FIG. 1 is a sectional view in the longitudinal direction of a channel of an inkjet recording head according to an embodiment of the present invention.

FIG. 2 is a channel cross-sectional view of the ink jet recording head according to the same embodiment.

FIG. 3 is a channel cross-sectional view in a manufacturing process of the ink jet recording head according to the same embodiment.

FIG. 4 is an exploded perspective view of a conventional shear mode type inkjet recording head.

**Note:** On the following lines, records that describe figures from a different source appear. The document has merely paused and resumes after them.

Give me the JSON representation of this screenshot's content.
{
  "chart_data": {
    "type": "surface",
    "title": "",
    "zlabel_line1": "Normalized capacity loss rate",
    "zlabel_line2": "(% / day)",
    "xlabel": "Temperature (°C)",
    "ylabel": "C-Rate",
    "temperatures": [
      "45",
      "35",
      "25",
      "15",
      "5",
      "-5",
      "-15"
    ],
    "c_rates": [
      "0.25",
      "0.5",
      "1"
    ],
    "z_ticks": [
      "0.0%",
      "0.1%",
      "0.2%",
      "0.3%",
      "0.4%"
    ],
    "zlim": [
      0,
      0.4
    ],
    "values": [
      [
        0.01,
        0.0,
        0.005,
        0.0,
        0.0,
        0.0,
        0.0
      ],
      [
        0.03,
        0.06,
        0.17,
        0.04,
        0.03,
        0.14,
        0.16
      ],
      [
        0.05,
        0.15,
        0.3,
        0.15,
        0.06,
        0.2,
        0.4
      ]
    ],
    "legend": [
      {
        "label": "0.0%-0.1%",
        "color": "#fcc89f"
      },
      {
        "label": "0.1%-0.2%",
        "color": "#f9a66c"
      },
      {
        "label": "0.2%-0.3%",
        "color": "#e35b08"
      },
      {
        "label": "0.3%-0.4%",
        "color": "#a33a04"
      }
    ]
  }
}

FIG. 5 is a sectional view in the longitudinal direction of the channel of the conventional inkjet recording head.

[Explanation of symbols]

 1 Actuator member 2 Nozzle plate 3 Cover plate 4 Signal electrode 5 Nozzle 6 Printed wiring board 7 Ink supply port 8 Channel 9 Conductive pattern 10 Actuator side wall (partition wall) 11 Actuator member rear end face 12 Epoxy adhesive 14 Via hole

Claims (2)

[Claims] 1. A plurality of channels which are parallel to each other and are separated by a partition wall of piezoelectric ceramic, and the partition wall is deformed in accordance with a voltage applied to a signal electrode formed on the partition wall of the channel. An ink jet recording head, wherein ink filled in the channel is formed at one end of the channel and selectively protrudes from an ink discharge port communicating with the channel, the ink jet recording head being provided on the other side of the ink discharge port. An ink jet recording head characterized in that an ink supply port for supplying ink to a plurality of channels is provided at an end portion, and a signal electrode is formed on a partition wall of each channel except the vicinity where the ink supply port is formed. 2. A plurality of channels are formed by cutting on one surface of a piezoelectric ceramics plate, and a voltage is applied to a signal electrode formed on a partition wall of each of the channels, and a cover plate covering each of the channels is applied. 2. The ink jet recording head according to claim 1, wherein the ink jet recording head is formed through a via hole penetrating through.